Chromosome Fragments Possessing Only One Kinetochore Can Congress to the Spindle Equator

• Published in: The Journal of cell biology Vol. 136; no. 2; pp. 229 - 240
• Main Authors: Khodjakov, Alexey, Cole, Richard W., McEwen, Bruce F., Buttle, Karolyn F., Rieder, Conly L.
• Format: Journal Article
• Language: English
• Published: United States Rockefeller University Press 27.01.1997; The Rockefeller University Press
• Subjects: Anaphase; Animals; Cell Line; Cells; Cellular biology; Chromatids - physiology; Chromatids - ultrastructure; Chromosomes; Chromosomes - physiology; Chromosomes - ultrastructure; Genes; Kinetochores; Kinetochores - physiology; Kinetochores - ultrastructure; Lasers; Macropodidae; Metaphase; Microscopy, Electron; Microscopy, Fluorescence; Microsurgery; Microtubules; Mitosis; Salmon; Spindle Apparatus - physiology; Spindle Apparatus - ultrastructure; Vertebrates
• ISSN: 0021-9525; 1540-8140
• DOI: 10.1083/jcb.136.2.229

We used laser microsurgery to cut between the two sister kinetochores on bioriented prometaphase chromosomes to produce two chromosome fragments containing one kinetochore (CF1K). Each of these CF1Ks then always moved toward the spindle pole to which their kinetochores were attached before initiating the poleward and away-from-the-pole oscillatory motions characteristic of monooriented chromosomes. CF1Ks then either: (a) remained closely associated with this pole until anaphase (50%), (b) moved (i.e., congressed) to the spindle equator (38%), where they usually (13/19 cells) remained stably positioned throughout the ensuing anaphase, or (c) reoriented and moved to the other pole (12%). Behavior of congressing CF1Ks was indistinguishable from that of congressing chromosomes containing two sister kinetochores.
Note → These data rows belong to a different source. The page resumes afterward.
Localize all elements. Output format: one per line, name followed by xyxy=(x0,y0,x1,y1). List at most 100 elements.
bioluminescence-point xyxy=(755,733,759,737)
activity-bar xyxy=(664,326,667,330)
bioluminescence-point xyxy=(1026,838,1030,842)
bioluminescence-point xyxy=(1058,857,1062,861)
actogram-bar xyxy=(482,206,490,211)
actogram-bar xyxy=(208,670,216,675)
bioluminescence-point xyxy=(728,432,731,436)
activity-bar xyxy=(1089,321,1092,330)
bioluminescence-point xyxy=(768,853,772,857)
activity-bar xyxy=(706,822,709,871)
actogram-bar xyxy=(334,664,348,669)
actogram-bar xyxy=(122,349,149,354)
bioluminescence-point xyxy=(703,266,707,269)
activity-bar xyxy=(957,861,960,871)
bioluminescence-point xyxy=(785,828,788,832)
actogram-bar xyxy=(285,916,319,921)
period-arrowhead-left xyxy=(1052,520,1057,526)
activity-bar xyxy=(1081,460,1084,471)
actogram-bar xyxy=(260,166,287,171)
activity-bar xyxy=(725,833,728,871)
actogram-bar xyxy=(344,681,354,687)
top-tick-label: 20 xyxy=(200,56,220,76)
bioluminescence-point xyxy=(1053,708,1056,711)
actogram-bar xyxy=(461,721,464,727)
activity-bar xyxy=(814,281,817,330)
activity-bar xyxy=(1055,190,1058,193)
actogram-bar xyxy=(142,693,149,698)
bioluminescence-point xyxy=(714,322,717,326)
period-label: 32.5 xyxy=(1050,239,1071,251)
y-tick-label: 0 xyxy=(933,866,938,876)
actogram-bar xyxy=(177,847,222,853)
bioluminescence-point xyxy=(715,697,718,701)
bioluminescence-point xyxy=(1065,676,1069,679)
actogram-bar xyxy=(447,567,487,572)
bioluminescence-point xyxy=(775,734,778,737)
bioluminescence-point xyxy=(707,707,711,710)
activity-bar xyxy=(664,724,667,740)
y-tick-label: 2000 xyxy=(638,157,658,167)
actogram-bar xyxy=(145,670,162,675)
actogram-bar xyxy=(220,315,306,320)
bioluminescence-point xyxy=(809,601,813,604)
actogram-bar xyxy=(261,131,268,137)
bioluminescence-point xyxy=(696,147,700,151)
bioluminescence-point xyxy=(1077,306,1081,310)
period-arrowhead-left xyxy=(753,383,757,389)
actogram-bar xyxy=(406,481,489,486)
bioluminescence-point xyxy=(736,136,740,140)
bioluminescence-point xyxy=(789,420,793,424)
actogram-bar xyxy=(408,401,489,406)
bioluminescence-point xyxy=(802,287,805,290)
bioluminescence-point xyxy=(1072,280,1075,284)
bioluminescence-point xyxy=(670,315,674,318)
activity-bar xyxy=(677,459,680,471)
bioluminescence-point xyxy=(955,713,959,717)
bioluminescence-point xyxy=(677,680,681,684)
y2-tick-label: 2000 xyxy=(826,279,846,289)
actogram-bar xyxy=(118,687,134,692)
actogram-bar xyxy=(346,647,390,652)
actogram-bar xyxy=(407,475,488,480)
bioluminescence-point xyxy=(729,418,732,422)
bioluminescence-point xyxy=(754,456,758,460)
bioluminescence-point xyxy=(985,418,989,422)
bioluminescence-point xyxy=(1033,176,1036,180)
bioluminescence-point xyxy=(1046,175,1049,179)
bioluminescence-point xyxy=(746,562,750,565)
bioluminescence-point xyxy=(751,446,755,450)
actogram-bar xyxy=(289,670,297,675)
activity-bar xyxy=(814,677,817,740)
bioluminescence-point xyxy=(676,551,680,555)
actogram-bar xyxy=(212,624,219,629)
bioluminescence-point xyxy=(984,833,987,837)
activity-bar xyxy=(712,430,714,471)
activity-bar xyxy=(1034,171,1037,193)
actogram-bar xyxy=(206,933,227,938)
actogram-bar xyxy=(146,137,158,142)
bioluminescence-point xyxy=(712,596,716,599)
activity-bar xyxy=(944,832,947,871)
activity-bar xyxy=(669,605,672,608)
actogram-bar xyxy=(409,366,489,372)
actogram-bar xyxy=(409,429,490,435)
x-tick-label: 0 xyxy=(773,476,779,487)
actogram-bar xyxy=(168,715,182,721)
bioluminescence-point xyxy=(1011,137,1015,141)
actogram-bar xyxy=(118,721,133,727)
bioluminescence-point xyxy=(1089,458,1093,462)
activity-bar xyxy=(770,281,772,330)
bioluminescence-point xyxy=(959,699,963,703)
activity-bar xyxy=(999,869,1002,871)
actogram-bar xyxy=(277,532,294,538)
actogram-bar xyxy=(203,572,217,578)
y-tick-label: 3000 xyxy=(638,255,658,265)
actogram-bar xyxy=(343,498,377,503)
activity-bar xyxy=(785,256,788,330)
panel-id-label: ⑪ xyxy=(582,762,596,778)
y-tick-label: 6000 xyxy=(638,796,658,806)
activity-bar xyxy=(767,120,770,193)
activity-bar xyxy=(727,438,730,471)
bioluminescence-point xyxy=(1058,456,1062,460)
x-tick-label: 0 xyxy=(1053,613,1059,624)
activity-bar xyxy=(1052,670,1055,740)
Three-dimensional electron microscopic tomographic reconstructions of CF1Ks stably positioned on the spindle equator during anaphase revealed that the single kinetochore was highly stretched and/or fragmented and that numerous microtubules derived from the opposing spindle poles terminated in its structure. These observations reveal that a single kinetochore is capable of simultaneously supporting the function of two sister kinetochores during chromosome congression and imply that vertebrate kinetochores consist of multiple domains whose motility states can be regulated independently.